Question: Why should prostate cancer patients exercise?
Many prostate cancer patients receive therapies and procedures that have a negative effect on our physical capabilities to complete our normal activities of daily living as usual. Some common side effects of this type of treatment are: fatigue, loss of muscle mass, increased body fat percentage and perceived decline of function of daily activities. A proven way to fight against these unwanted side effects of necessary treatments is through exercise.
In one study published in the Journal of Clinical Oncology 155 men were randomly assigned to either a control group (no exercise intervention) or a 12-week exercise program including resistance training three days per week. The group who participated in exercise reported less frequency and less severity of fatigue from normal activities of daily living. The exercise group also demonstrated increases in upper body and lower body muscular strength and endurance.

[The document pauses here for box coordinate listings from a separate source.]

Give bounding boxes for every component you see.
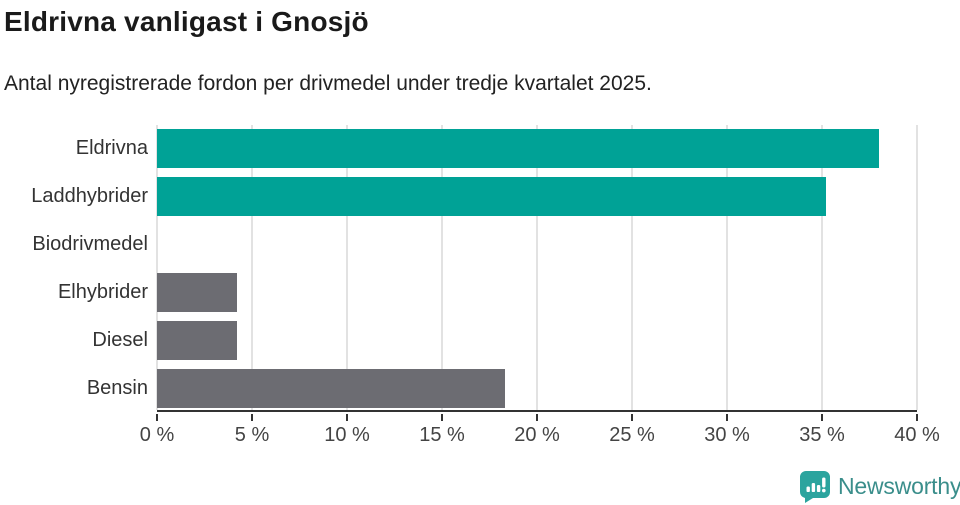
- axis-tick-label: 10 %: [324, 424, 370, 446]
- gridline: [251, 125, 253, 410]
- axis-tick: [156, 414, 158, 421]
- axis-tick: [441, 414, 443, 421]
- category-label: Diesel: [92, 328, 148, 351]
- bar: [157, 177, 826, 217]
- axis-tick: [726, 414, 728, 421]
- gridline: [821, 125, 823, 410]
- category-label: Bensin: [86, 376, 148, 399]
- category-label: Elhybrider: [57, 280, 148, 303]
- bar: [157, 368, 505, 408]
- gridline: [631, 125, 633, 410]
- bar: [157, 129, 879, 169]
- newsworthy-wordmark: Newsworthy: [838, 473, 960, 499]
- bar: [157, 272, 237, 312]
- axis-tick-label: 5 %: [234, 424, 270, 446]
- x-axis: 0 % 5 % 10 % 15 % 20 % 25 % 30 % 35 % 40 %: [140, 414, 940, 455]
- axis-tick-label: 20 %: [514, 424, 560, 446]
- axis-tick: [346, 414, 348, 421]
- category-axis: Eldrivna Laddhybrider Biodrivmedel Elhybrid…: [0, 125, 148, 412]
- axis-tick: [916, 414, 918, 421]
- bar-chart: Eldrivna Laddhybrider Biodrivmedel Elhybrid…: [0, 125, 960, 455]
- gridline: [156, 125, 158, 410]
- chart-subtitle: Antal nyregistrerade fordon per drivmede…: [4, 72, 652, 95]
- axis-tick: [251, 414, 253, 421]
- axis-tick-label: 35 %: [799, 424, 845, 446]
- axis-tick-label: 30 %: [704, 424, 750, 446]
- axis-tick-label: 25 %: [609, 424, 655, 446]
- gridline: [346, 125, 348, 410]
- page-title: Eldrivna vanligast i Gnosjö: [4, 6, 369, 37]
- gridline: [536, 125, 538, 410]
- gridline: [441, 125, 443, 410]
- axis-tick: [536, 414, 538, 421]
- bar: [157, 320, 237, 360]
- axis-tick-label: 15 %: [419, 424, 465, 446]
- axis-tick: [631, 414, 633, 421]
- category-label: Eldrivna: [75, 137, 148, 160]
- axis-tick-label: 40 %: [894, 424, 940, 446]
- category-label: Laddhybrider: [31, 185, 148, 208]
- category-label: Biodrivmedel: [32, 233, 148, 256]
- axis-tick-label: 0 %: [139, 424, 175, 446]
- gridline: [726, 125, 728, 410]
- newsworthy-logo: Newsworthy: [799, 470, 960, 503]
- bar-chart-speech-bubble-icon: [799, 471, 830, 503]
- gridline: [916, 125, 918, 410]
- axis-tick: [821, 414, 823, 421]
- plot-area: [156, 125, 918, 412]
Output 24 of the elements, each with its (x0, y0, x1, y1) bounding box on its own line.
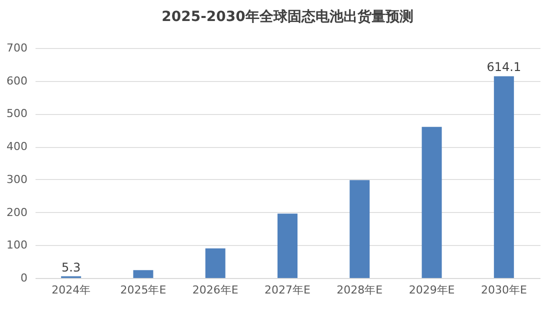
y-tick-label: 700 (6, 42, 28, 54)
y-tick-label: 500 (6, 107, 28, 120)
data-label: 5.3 (62, 260, 81, 274)
y-tick-label: 0 (20, 272, 28, 284)
bar (494, 76, 514, 278)
bar (422, 126, 442, 278)
y-tick-label: 300 (6, 172, 28, 186)
x-tick-label: 2028年E (336, 284, 383, 296)
y-tick-label: 400 (6, 140, 28, 154)
data-label: 614.1 (486, 60, 522, 74)
x-tick-label: 2025年E (120, 284, 166, 296)
bar (350, 180, 370, 278)
x-tick-label: 2030年E (480, 284, 527, 296)
x-tick-label: 2027年E (264, 284, 311, 296)
x-tick-label: 2029年E (408, 284, 455, 296)
y-tick-label: 600 (6, 74, 28, 88)
bar (133, 270, 154, 278)
y-tick-label: 100 (6, 238, 28, 252)
y-tick-label: 200 (6, 206, 28, 219)
bar (205, 248, 226, 278)
bar (278, 214, 298, 278)
x-tick-label: 2026年E (192, 284, 238, 296)
x-tick-label: 2024年 (52, 284, 91, 296)
chart-title: 2025-2030年全球固态电池出货量预测 (162, 9, 414, 25)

For those that receive androgen deprivation therapy some potential side effects to consider are the potential effects of decreased muscle and bone development. Androgens are a group of hormones in our body that have a direct role in muscle and bone development. With the absence or reduction of these hormones we need external measures, like exercise to help combat these effects. Resistance exercise has been widely reported as having beneficial effects on increasing muscle mass, muscle strength and muscle endurance. It is also known to have positive effects on maintaining bone and connective tissue health which may help reduce your risk of injuries while exercising and in everyday life.